Bears interview Ross for GM spot
The Bears would like to be where the Giants are, preparing for the NFC championship game.
Maybe one of the men who helped the Giants get there, college scouting director Marc Ross, one day can help the Bears get there as well.
The Bears interviewed Ross for their vacant general manager position Wednesday.
He was the third candidate to be interviewed after Patriots pro personnel director Jason Licht and Chargers personnel director Jimmy Raye. The team also is scheduled to interview Bears personnel director Tim Ruskell on Thursday and Chiefs college scouting director Phil Emery on Friday.
Ross has been with the Giants since 2007, working under general manager Jerry Reese. During Ross’ tenure, the team has used first-round picks on safety Kenny Phillips, wide receiver Hakeem Nicks, defensive end Jason Pierre-Paul and cornerback Prince Amukamara.
Ross is a veteran of three NFL teams even though he’s only 38. At 27. he became the NFL’s youngest scouting director while working for the Eagles, who gave him his first full-time NFL job.
“He loved sports and knew his stuff,” said former Eagles player personnel man John Wooten, who gave Ross his first NFL job. “With the knowledge he had, you knew he was something special. He has shown that in Philadelphia, Buffalo and New York.”
Ross also worked for Tom Modrak with the Eagles, and Modrak later hired him to be his national scout for the Bills.
“He has a great feel for what needs to be done,” Modrak said. “He’s able to see what the job is all the time. He’s a really good talent evaluator.”
It’s almost cliche to say Ross is bright, but everyone says it anyway. He has a bachelor’s degree from Princeton in sociology and a master’s in sports administration from Massachusetts. At Princeton, he played wide receiver and still holds the school record for average yards per reception in a season with 20.2 in 1993.

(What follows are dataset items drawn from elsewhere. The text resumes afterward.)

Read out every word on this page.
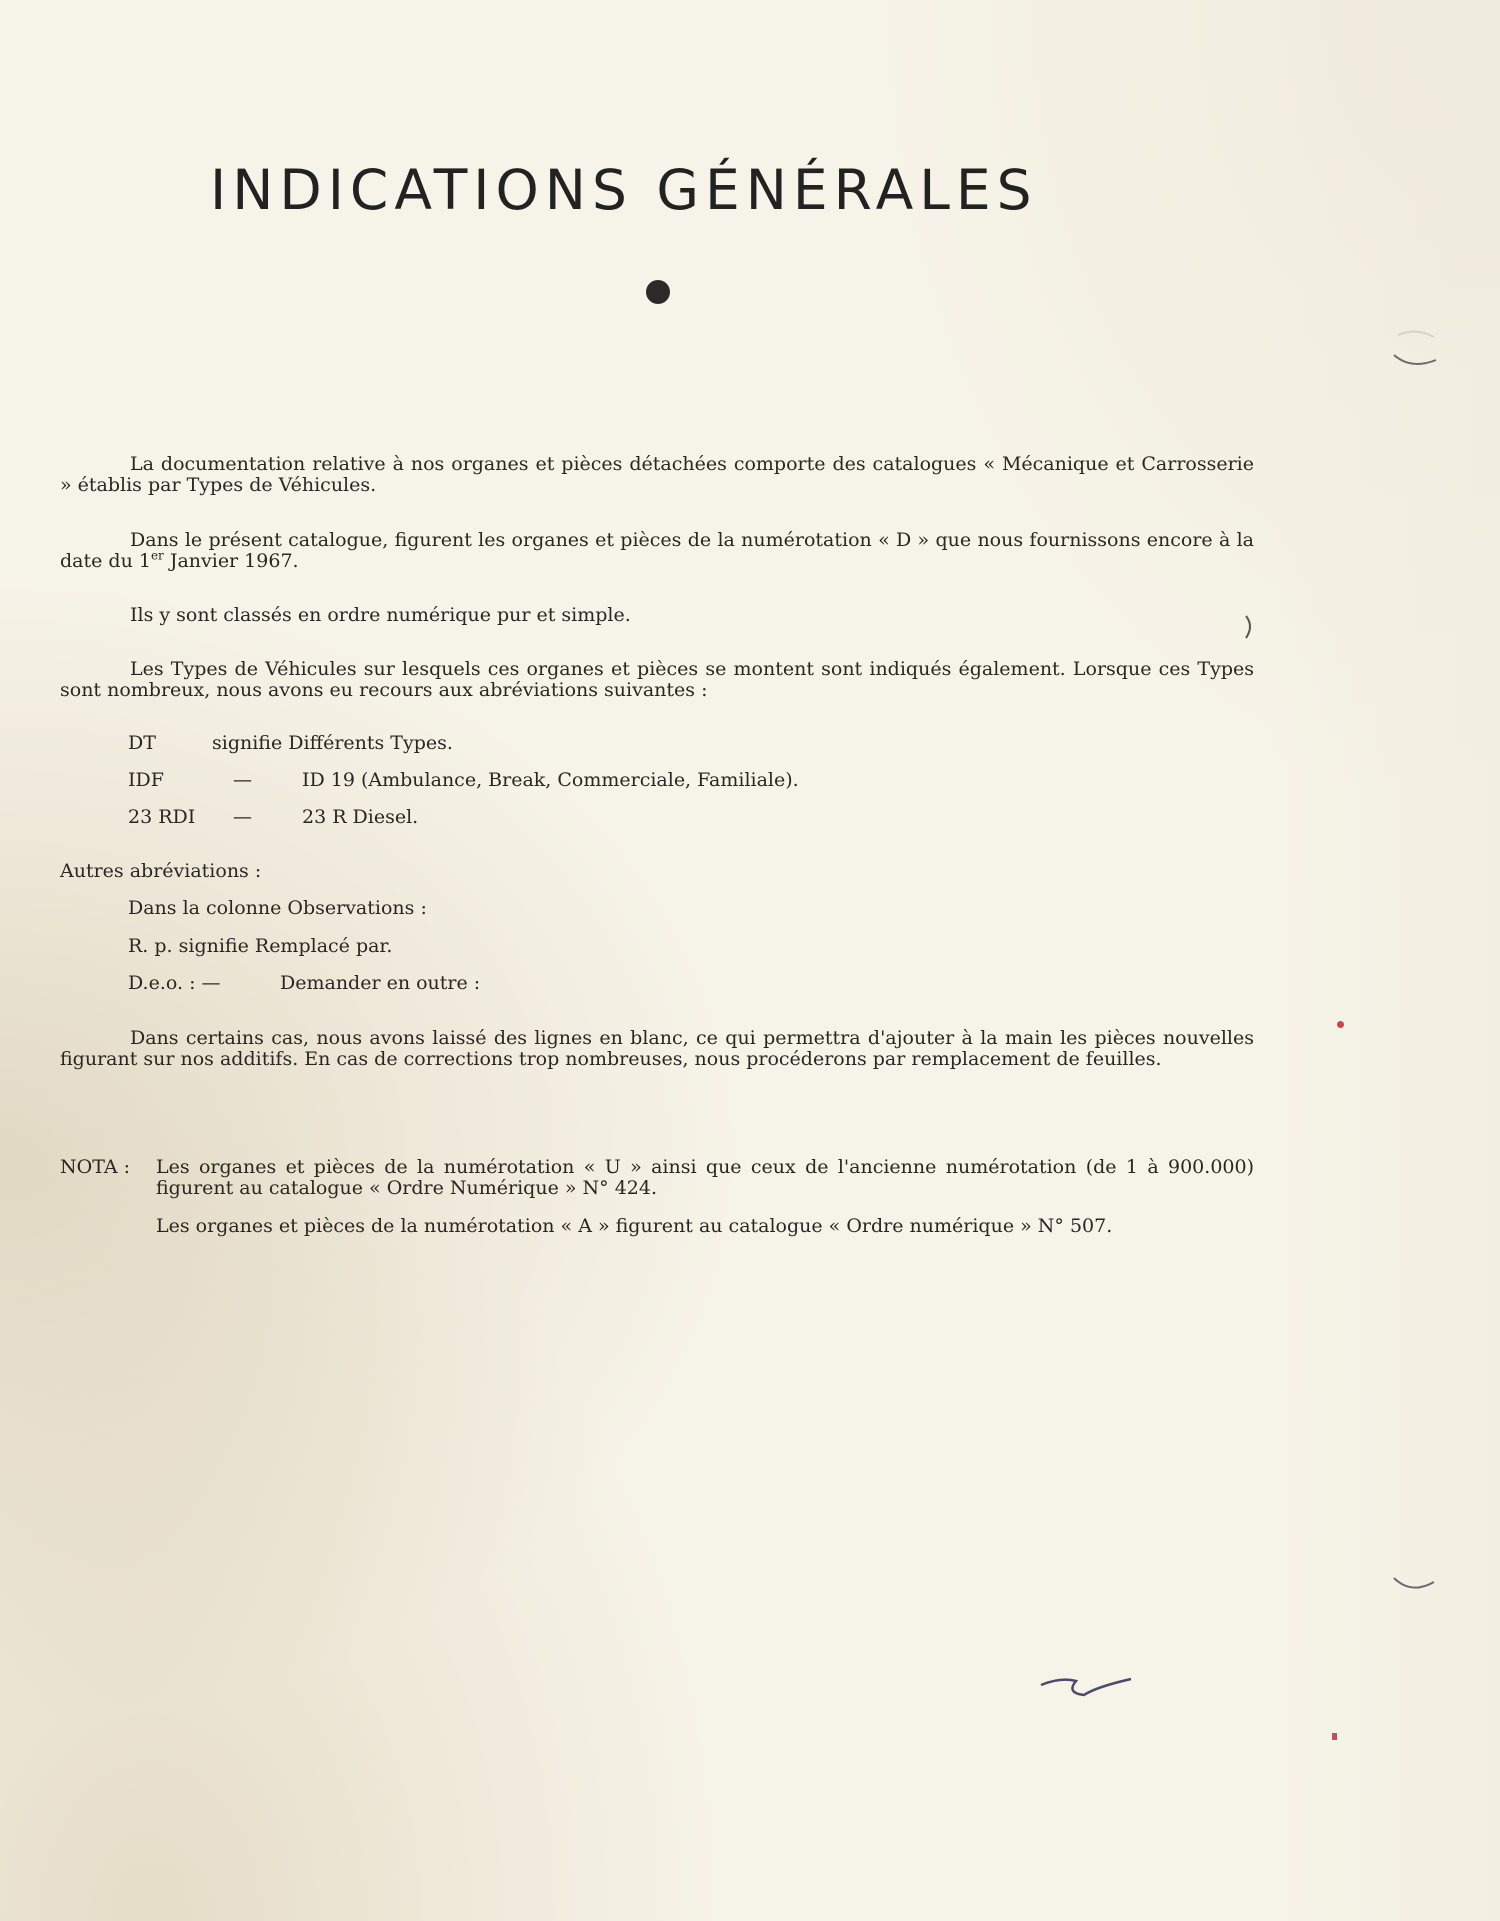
INDICATIONS GÉNÉRALES

La documentation relative à nos organes et pièces détachées comporte des catalogues « Mécanique et Carrosserie » établis par Types de Véhicules.

Dans le présent catalogue, figurent les organes et pièces de la numérotation « D » que nous fournissons encore à la date du 1er Janvier 1967.

Ils y sont classés en ordre numérique pur et simple.

Les Types de Véhicules sur lesquels ces organes et pièces se montent sont indiqués également. Lorsque ces Types sont nombreux, nous avons eu recours aux abréviations suivantes :

DT	signifie Différents Types.
IDF	—	ID 19 (Ambulance, Break, Commerciale, Familiale).
23 RDI —	23 R Diesel.
Autres abréviations :
Dans la colonne Observations :
R. p. signifie Remplacé par.
D.e.o. : —	Demander en outre :

Dans certains cas, nous avons laissé des lignes en blanc, ce qui permettra d'ajouter à la main les pièces nouvelles figurant sur nos additifs. En cas de corrections trop nombreuses, nous procéderons par remplacement de feuilles.

NOTA : Les organes et pièces de la numérotation « U » ainsi que ceux de l'ancienne numérotation (de 1 à 900.000) figurent au catalogue « Ordre Numérique » N° 424.
Les organes et pièces de la numérotation « A » figurent au catalogue « Ordre numérique » N° 507.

But those who know Ross say he isn’t one of those brainiacs who doesn’t deal well with those around him.
“He is smart about football and people,” Modrak said. “He has a feel for the room. He has the ability to pull things together. He draws from everybody around him because he’s very aware.”
That doesn’t mean Ross can’t be strong-minded. Modrak said Ross sticks to his convictions even if others disagree.
However, like former Bears general manager Jerry Angelo, Ross is considered a consensus builder.
“Here we do everything together,” Reese said. “Wherever Marc goes, he knows everybody’s voice is important. I think he’ll take that with him. We come to a consensus on guys. We don’t necessarily have one guy say this is our guy. If we can’t come to a consensus, we’ll pick somebody else.”
Ross does not have extensive administrative experience, but he has done some contracts and Reese gives him considerable autonomy.
“Reese has him run the draft, very similar to what Ernie Accorsi did with Reese,” said Wooten, who endorsed Ross in a phone conversation with Bears coach Lovie Smith. “He’s ready. He’s ready to run a team.”
“On draft day he does a tremendous job,” Reese said. “He has veteran scouts around him and young scouts around him and he manages those guys really well. He stays out all year long looking for players just like our scouts. He’s definitely qualified. Obviously I’m biased, but there’s no reason for him not to succeed. He’ll do a tremendous job wherever he goes.”